Computer conversation refers to all verbal or textual exchanges between a human and a computer system, such as a chatbot, virtual assistant, or conversational agent. Unlike simple human-machine interactions based on commands, it relies on artificial intelligence (AI) techniques to simulate natural discussion, understand context and intent, and dynamically adjust responses. This involves natural language understanding (NLU), dialogue management, and automatic response generation (NLG). Computer conversation is distinct from classic question-answer systems thanks to its ability to handle multi-turn dialogues, adapt to conversation history, and personalize exchanges.

Use cases and example applications

Computer conversations are used for customer support (website chatbots), voice assistants (Alexa, Siri, Google Assistant), automated booking or transaction management, education (virtual tutors), or healthcare (patient assistance, symptom triage). They automate repetitive tasks, provide 24/7 responses, and personalize user interactions.

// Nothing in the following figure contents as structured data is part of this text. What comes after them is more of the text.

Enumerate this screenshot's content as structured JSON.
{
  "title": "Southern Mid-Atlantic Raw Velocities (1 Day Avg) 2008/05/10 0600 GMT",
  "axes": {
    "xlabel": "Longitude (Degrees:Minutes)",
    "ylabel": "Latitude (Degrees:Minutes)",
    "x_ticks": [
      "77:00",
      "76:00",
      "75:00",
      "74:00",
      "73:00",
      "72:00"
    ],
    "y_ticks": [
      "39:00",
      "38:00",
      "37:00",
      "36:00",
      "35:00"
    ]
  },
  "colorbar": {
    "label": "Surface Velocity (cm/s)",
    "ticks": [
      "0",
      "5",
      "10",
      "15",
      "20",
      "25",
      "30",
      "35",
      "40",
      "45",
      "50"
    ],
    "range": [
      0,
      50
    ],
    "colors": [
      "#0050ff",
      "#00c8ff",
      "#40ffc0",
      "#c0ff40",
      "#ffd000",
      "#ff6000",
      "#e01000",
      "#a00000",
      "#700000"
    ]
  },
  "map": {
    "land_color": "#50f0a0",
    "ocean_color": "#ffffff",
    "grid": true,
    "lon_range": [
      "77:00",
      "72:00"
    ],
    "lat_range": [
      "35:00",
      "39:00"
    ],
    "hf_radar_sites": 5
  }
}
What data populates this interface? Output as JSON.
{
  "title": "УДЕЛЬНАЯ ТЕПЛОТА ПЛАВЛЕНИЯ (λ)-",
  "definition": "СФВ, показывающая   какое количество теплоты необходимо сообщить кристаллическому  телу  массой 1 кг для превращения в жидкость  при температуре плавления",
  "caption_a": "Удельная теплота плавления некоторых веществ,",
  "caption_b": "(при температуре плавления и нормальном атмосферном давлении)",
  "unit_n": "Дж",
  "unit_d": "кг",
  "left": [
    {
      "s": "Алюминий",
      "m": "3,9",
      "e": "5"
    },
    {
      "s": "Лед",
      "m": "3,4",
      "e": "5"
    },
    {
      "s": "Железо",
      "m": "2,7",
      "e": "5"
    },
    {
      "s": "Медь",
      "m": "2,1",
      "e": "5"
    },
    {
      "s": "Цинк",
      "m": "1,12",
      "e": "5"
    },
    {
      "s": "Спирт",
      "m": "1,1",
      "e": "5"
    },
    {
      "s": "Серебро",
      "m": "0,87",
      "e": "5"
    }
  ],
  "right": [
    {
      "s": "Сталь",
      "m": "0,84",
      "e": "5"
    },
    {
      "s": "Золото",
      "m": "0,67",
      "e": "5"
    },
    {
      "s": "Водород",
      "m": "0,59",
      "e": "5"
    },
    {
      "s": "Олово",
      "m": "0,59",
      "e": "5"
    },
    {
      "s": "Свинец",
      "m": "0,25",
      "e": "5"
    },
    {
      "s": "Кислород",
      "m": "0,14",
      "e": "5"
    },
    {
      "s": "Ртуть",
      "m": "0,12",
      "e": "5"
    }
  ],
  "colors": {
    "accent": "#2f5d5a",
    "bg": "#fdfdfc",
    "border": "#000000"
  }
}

Main software tools, libraries, frameworks

Key tools include Rasa (open source, Python), Dialogflow (Google), Microsoft Bot Framework, IBM Watson Assistant, Botpress, and open-source models from OpenAI (GPT), Meta (LLaMA), or Cohere. These platforms offer language understanding modules, dialogue management, and multi-channel integration.

Recent developments, evolutions, and trends

The increasing sophistication of large language models (LLMs) enables more natural, contextual, and personalized conversations. Voice modality integration, emotion management, and cultural adaptation enrich user experience. Trends include AI/human hybridization, exchange security, bias reduction, and use in professional and sensitive contexts (healthcare, banking, administration).